We have our philosophies: “KISS: Keep It Simple Stupid.” Or “I choose to be an optimist when these things happen.” Or “This brings out the best in people, so I’m not going to let it bring out the worst in me.” The Stoics say: “Be stoical about it!”

We have our religions - which deal with this issue - big time.

The Buddhists say: desire is what kills us every time. So kill desire - wanting our way or scenario. Let it go!

The Christian says: “This is the cross!”  And “Lord, give me the strength to carry it.” Or, “Thy will be done.” Or, “Lord, make me an instrument of your peace here!”  Or “God you are the Great Quiet - the Great Powerless One - hanging on a cross, nailed down by others, and you simply said, ‘Father forgive them for they don’t know what they are doing.’" Or we say, "Into your hands O God, I hand over my spirit.”

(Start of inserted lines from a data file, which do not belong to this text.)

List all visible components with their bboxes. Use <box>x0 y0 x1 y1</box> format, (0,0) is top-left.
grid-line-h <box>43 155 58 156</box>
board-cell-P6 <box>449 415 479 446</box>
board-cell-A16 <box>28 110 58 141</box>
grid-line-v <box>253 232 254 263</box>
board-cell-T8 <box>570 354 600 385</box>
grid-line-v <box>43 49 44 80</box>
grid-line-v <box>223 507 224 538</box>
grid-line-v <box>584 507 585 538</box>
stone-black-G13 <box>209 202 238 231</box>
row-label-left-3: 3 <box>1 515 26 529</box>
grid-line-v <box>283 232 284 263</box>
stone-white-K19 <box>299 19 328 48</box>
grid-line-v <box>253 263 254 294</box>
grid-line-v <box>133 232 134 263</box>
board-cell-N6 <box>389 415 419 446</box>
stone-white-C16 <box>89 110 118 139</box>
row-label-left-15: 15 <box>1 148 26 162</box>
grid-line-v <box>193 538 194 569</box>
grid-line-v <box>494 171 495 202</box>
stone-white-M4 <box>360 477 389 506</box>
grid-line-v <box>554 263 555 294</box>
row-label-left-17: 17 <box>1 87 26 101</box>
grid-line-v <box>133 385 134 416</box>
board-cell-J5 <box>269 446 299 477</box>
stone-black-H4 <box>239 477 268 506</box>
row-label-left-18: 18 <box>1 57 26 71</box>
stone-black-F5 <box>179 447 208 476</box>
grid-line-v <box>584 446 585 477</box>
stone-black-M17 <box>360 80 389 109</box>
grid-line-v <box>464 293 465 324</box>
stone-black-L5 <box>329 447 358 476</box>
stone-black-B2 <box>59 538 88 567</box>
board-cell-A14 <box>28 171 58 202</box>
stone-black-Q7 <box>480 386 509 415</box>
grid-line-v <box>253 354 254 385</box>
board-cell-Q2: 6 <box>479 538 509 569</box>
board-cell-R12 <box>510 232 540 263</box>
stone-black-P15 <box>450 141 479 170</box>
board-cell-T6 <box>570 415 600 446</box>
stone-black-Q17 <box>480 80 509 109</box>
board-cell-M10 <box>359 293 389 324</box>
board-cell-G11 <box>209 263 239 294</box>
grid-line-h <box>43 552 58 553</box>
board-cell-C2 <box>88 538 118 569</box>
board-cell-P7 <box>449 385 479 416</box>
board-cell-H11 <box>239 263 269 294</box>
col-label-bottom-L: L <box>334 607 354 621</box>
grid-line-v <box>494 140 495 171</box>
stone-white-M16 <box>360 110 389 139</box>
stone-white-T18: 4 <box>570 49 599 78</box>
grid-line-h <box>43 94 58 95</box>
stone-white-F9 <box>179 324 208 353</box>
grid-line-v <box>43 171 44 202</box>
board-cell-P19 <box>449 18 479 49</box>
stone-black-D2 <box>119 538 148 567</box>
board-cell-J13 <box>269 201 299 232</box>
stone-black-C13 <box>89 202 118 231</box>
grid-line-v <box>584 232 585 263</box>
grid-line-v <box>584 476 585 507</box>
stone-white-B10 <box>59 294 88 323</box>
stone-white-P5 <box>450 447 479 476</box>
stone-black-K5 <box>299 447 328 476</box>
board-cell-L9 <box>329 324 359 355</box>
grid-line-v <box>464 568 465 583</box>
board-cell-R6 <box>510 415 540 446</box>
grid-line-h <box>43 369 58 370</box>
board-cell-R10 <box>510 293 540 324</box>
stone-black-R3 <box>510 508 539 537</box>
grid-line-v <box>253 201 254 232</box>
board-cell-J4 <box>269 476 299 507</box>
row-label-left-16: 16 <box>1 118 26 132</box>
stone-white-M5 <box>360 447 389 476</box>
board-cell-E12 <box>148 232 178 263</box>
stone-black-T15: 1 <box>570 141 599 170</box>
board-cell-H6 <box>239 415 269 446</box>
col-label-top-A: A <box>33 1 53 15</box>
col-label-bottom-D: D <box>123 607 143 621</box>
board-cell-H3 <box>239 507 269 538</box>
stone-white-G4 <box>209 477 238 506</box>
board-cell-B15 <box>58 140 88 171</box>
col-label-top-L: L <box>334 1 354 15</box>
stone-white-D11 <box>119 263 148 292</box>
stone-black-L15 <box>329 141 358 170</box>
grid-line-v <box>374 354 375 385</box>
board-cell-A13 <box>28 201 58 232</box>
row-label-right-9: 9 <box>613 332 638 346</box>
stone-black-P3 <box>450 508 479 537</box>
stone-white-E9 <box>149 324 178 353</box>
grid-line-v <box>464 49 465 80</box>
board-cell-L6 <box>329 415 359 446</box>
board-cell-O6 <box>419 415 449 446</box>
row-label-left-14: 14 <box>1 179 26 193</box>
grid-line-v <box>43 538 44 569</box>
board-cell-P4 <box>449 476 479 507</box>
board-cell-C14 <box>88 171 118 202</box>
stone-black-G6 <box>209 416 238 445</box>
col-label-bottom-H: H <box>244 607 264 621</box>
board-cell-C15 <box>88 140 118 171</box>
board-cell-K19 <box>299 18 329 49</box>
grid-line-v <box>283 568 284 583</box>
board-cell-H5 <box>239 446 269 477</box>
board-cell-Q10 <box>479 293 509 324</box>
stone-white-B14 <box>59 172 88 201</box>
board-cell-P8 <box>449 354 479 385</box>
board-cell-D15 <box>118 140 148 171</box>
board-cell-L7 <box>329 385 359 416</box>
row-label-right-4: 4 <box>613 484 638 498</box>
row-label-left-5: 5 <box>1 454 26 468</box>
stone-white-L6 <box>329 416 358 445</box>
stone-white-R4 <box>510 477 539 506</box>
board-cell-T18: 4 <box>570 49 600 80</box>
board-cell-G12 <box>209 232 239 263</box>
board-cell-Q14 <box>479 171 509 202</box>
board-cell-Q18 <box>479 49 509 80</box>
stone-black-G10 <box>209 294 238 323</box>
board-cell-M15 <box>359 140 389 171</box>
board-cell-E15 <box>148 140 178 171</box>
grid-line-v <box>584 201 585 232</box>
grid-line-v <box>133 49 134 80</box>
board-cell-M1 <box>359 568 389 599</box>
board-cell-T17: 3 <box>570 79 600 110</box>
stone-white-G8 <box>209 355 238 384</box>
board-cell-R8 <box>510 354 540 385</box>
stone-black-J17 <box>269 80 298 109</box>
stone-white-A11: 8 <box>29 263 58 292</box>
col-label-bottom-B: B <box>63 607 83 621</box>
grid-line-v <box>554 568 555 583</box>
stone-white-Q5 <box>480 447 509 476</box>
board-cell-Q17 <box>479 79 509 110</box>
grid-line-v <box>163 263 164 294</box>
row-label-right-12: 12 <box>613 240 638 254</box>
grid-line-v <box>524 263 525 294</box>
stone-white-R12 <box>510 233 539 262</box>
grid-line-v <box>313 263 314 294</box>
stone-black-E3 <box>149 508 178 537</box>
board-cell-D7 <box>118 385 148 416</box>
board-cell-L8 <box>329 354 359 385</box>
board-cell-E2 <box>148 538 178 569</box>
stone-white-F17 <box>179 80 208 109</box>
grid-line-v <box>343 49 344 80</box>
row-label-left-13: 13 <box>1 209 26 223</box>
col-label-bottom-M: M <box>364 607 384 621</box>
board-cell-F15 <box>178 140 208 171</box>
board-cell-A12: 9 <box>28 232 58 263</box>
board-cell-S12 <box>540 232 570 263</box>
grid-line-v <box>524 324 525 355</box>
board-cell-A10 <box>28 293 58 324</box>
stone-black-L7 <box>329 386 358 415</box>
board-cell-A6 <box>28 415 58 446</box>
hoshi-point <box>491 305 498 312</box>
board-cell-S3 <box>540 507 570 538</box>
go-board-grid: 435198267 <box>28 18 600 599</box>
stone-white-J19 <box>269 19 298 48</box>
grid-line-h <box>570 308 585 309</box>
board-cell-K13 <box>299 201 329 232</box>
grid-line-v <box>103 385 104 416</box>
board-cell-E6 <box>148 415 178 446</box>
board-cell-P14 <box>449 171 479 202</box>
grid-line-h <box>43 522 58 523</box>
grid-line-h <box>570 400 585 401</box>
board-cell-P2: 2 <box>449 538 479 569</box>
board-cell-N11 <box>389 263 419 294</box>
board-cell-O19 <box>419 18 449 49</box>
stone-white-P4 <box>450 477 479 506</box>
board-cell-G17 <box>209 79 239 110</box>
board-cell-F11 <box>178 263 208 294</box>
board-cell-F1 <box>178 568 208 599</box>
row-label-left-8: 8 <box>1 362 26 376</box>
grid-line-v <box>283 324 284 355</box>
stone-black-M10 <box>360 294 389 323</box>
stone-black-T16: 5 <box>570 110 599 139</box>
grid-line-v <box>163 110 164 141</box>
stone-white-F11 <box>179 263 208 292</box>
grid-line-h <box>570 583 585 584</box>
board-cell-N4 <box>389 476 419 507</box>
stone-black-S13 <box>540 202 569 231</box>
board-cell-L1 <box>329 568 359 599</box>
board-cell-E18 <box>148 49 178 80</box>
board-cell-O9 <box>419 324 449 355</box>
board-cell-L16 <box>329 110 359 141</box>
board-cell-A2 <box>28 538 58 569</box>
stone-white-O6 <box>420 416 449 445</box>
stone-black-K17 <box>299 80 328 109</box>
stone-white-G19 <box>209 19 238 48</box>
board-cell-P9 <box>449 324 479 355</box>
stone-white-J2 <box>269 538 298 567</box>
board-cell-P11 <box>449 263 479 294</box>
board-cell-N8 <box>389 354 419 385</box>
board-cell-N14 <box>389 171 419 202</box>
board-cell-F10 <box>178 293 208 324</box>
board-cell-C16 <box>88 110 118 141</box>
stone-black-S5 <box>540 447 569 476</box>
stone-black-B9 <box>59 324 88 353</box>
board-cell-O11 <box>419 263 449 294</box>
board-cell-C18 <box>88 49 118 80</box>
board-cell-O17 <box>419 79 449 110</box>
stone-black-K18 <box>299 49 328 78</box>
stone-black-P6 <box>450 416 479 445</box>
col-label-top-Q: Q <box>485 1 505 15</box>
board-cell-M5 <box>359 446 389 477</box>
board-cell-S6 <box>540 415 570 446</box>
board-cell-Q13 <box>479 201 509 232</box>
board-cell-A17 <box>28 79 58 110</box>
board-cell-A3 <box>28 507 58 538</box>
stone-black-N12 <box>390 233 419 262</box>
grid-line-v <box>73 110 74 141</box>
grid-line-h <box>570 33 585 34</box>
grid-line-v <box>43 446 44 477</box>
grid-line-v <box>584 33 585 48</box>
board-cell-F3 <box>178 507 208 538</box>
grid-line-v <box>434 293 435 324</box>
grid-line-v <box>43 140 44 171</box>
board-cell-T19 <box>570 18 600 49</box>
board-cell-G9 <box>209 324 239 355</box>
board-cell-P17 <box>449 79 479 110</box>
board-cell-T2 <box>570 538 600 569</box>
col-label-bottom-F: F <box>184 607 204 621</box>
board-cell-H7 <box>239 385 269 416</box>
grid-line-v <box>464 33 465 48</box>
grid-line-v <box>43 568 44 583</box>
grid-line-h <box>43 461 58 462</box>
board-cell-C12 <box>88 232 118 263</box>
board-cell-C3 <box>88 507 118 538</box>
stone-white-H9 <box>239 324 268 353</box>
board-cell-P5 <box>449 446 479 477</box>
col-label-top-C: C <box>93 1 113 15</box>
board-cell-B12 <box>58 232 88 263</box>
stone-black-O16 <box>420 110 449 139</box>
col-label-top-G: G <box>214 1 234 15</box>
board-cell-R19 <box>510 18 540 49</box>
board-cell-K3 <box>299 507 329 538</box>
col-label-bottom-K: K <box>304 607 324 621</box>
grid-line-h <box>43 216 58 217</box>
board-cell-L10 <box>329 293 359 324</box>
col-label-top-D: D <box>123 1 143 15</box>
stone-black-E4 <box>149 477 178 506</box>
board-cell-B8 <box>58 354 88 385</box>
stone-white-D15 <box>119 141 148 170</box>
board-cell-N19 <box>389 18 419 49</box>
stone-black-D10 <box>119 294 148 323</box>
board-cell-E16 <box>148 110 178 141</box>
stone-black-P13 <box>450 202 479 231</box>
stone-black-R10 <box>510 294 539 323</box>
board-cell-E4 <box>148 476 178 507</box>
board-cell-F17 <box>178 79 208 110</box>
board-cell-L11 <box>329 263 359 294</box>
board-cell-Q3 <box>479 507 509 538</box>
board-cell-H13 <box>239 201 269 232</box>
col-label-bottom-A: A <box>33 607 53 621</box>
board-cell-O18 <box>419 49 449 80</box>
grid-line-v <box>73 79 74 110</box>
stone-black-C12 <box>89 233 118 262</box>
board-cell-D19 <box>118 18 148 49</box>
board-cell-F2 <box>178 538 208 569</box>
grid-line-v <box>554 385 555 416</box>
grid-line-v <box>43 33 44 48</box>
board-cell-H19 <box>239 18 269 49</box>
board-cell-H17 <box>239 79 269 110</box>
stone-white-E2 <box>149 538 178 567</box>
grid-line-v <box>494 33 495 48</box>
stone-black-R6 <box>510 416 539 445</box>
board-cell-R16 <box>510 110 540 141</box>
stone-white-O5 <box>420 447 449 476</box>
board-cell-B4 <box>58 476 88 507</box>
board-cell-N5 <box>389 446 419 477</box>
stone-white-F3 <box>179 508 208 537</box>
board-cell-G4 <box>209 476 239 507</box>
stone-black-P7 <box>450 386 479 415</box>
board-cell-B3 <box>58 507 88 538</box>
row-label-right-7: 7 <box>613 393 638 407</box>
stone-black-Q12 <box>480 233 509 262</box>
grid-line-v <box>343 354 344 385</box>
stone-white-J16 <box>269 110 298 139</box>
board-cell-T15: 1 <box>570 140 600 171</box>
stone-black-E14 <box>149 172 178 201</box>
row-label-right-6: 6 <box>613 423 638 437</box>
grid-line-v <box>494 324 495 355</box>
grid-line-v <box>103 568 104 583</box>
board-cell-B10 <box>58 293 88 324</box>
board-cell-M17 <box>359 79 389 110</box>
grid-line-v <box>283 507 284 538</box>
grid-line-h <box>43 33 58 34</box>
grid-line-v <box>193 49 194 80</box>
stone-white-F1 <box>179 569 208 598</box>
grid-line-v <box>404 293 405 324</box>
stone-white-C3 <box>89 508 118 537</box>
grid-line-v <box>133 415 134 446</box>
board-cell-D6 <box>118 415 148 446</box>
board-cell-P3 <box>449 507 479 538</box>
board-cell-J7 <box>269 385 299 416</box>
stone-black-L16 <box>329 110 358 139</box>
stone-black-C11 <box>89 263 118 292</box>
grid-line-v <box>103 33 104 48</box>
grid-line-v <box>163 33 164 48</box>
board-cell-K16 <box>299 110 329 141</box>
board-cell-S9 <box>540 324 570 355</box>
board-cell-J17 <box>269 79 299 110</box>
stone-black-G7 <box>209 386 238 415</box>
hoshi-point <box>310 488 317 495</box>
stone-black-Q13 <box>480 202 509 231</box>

So we pray. We philosophize. We think. We  walk on. We cry. We say, “Others have it worse.” We trust. We persevere. We try to help others. We try to let it go.

Instead of saying to God, “Hey you can’t do that,” we say, “Lord, help me to do what you do - give it time - and experience. Move me to work towards resurrection on the other side of death and destruction.”

Or we smile and say, “I wonder how many people say of me - when dealing with how I drive, how I handle things, how I do life: ‘Hey! You can’t do that!’”

Quote for Today - Sunday - November 17, 2013

"All my life as an artist I have asked myself: What pushes me continually to make sculpture?  I have found the answer .... art is action against death. It is a denial of death."